There’s no question that virtual reality fitness games improve physical conditioning. However, there are a lot of people who might question whether VR legitimately boosts athletic ability and sports performance. It’s easy to dismiss VR as simply gaming and thus forego any possible results that can come from it. The good news is that this mindset is changing with users explaining how they lost weight and reclaimed their health in VR. New research takes that one step further into the realm of sports. Data derived from a STRIVR Labs’ football training study indicates virtual reality really does speed up reaction time and consequently improves sports performance.

VR’s Impact on Sports

While we may be in the early stages of virtual reality, the discussion of it’s ramifications has been ongoing for some time. However, few studies have been conducted to gauge just how much this technology improves participants’ athletic ability specifically. STRIVR Labs, a virtual reality company based in Menlo Park, California, appears to be the trailblazing organization needed to prove that VR training really does have a positive impact on athletic performance for users of any fitness level. STRIVR took it upon themselves to study how VR impacts on sports training and their research has been very telling!

What Does the Science Say?

This research study was presented as a component of a Gatorade exhibit at Austin’s popular South by Southwest festival. The researchers studied more than 700 people who either learned through STRIVR’s VR training or with a conventional method like a two-dimensional video-based tablet. Each participant trained as a quarterback in a football simulation to learn the basics of the read option made popular by the Colin Kaepernick-led San Francisco 49ers circa 2012, where the quarterback either keeps the ball or throws it to a running back. Participants were tasked with deciding whether to pitch the football to a running back or keeping the football and making a run with it.

Overall, the data indicates that most users were able to understand the overall concept in a lot less time than you’d expect, but the real news here is how the people trained in VR reacted. Those who trained with STRIVR were in fact significantly faster at reading the play. They were able to make a decision on the play more than three seconds faster than those in the ‘real’ group, which is a 20% reduction of time to act on making the play. If you’re a quarterback, coach or anyone involved in the game, that is huge! For defense, those trained in VR were able to read the play 82% of the time (the ‘real world’ trainers were only able to 76% of the time). To conclude the study, it was further discovered that those trained in VR were 12% faster overall as well.

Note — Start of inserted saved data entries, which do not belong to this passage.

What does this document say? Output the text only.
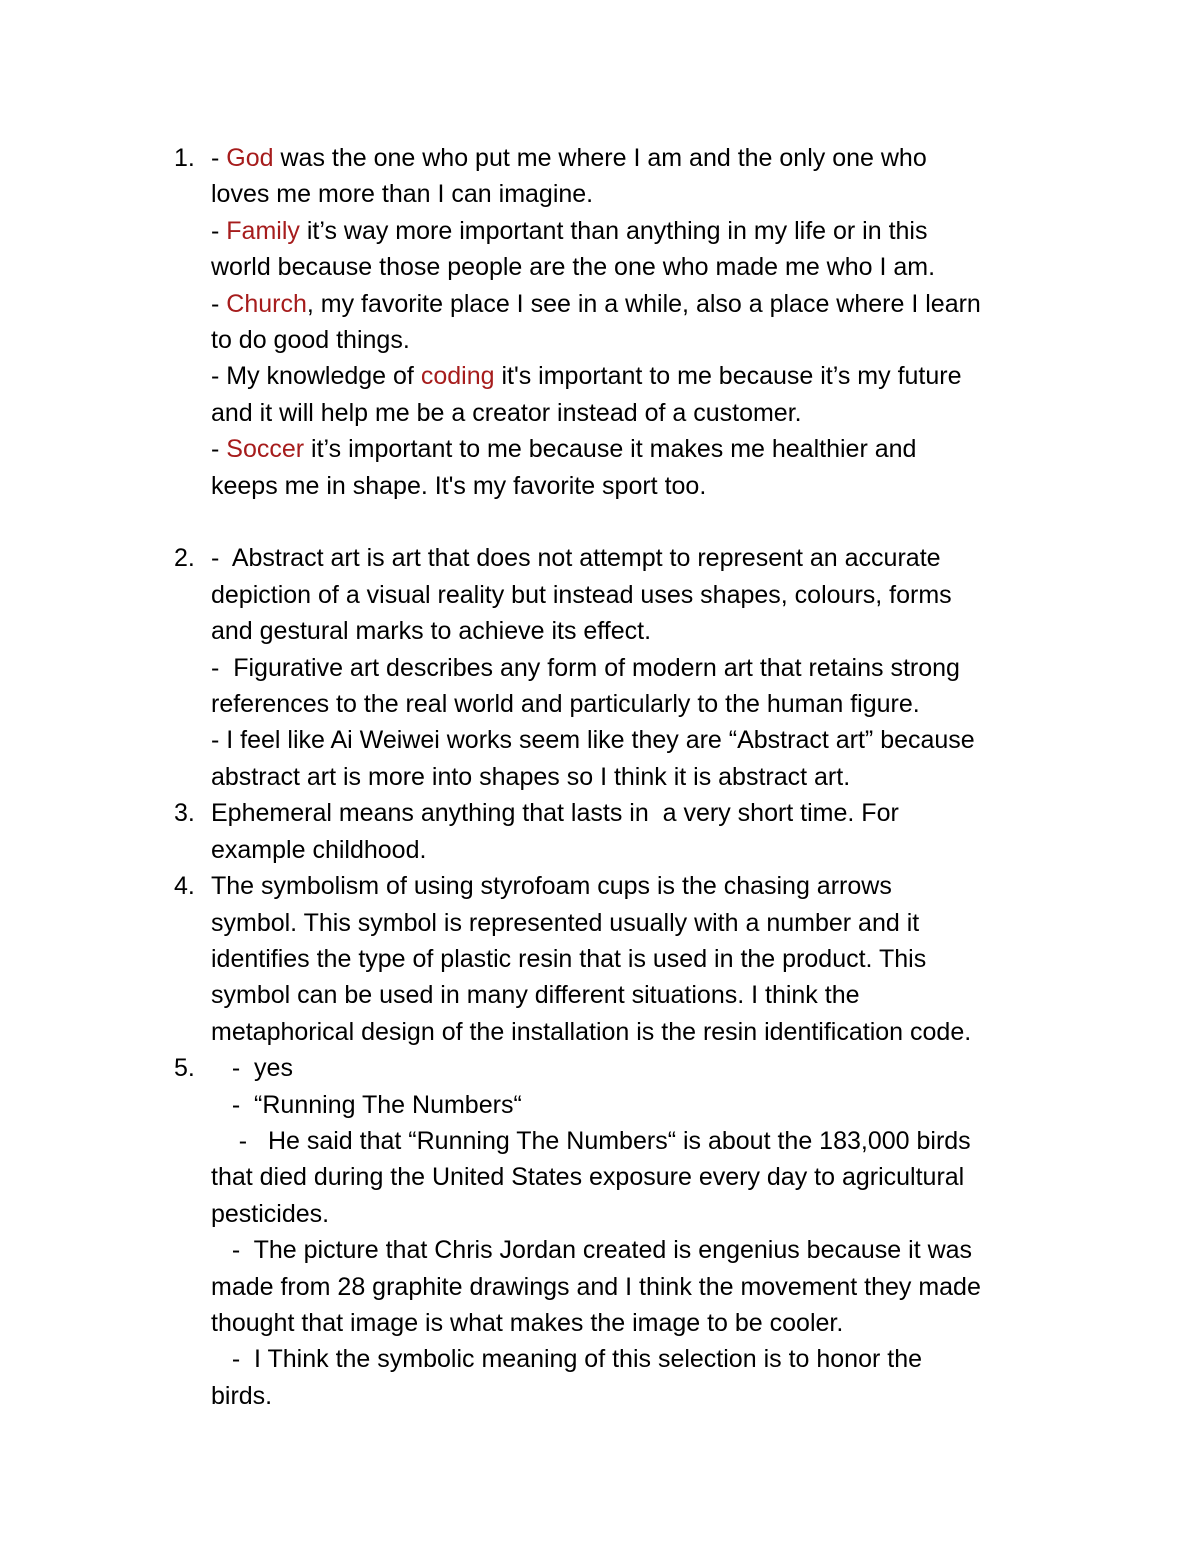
1. - God was the one who put me where I am and the only one who
loves me more than I can imagine.
- Family it’s way more important than anything in my life or in this
world because those people are the one who made me who I am.
- Church, my favorite place I see in a while, also a place where I learn
to do good things.
- My knowledge of coding it's important to me because it’s my future
and it will help me be a creator instead of a customer.
- Soccer it’s important to me because it makes me healthier and
keeps me in shape. It's my favorite sport too.
2. -  Abstract art is art that does not attempt to represent an accurate
depiction of a visual reality but instead uses shapes, colours, forms
and gestural marks to achieve its effect.
-  Figurative art describes any form of modern art that retains strong
references to the real world and particularly to the human figure.
- I feel like Ai Weiwei works seem like they are “Abstract art” because
abstract art is more into shapes so I think it is abstract art.
3. Ephemeral means anything that lasts in  a very short time. For
example childhood.
4. The symbolism of using styrofoam cups is the chasing arrows
symbol. This symbol is represented usually with a number and it
identifies the type of plastic resin that is used in the product. This
symbol can be used in many different situations. I think the
metaphorical design of the installation is the resin identification code.
5. -  yes
-  “Running The Numbers“
-   He said that “Running The Numbers“ is about the 183,000 birds
that died during the United States exposure every day to agricultural
pesticides.
-  The picture that Chris Jordan created is engenius because it was
made from 28 graphite drawings and I think the movement they made
thought that image is what makes the image to be cooler.
-  I Think the symbolic meaning of this selection is to honor the
birds.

This study is widely viewed as legitimate partially because the participants had minimal (or no) experience playing quarterback. Both scenarios required the participant to learn the read option football concept, predict defender’s actions and select the proper course of action. Each participant engaged in a virtual reality assessment after the training concluded.

Once the initial training with virtual reality and 2D tablets concluded, each participant strapped on a HTC Vive VR headset and held a controller to select answers to questions. The participants then viewed practice footage from the exact same college football squad. Three specific play scenarios were provided to each participant. The participants were given questions in a three-dimensional space following each play. They were also provided with a voice-over to boot.

This research alone will have a huge impact on sports training. Jeremy Bailenson, founding director of STRIVR and professor at Stanford University sees this as a logical progression for athletes: “When virtual reality is done well, we measure exactly how the body moves, and we replicate the senses for those movements. … VR is a constant technological system that tracks body movement and updates the sights, sounds and touch based on those movements; you feel like you’re mentally transported into a different place. … This is a game-changer.”

Currently, STRIVR works with the Dallas Cowboys, the New England Patriots, the San Francisco 49ers, Auburn University, Vanderbilt University, and the University of Arkansas among others like the Detroit Pistons for anyone thinking this is exclusive to football. How long will it be before you see players testing out plays on the sidelines with a VR headset instead of small whiteboard? It could be sooner than you’d think with these results.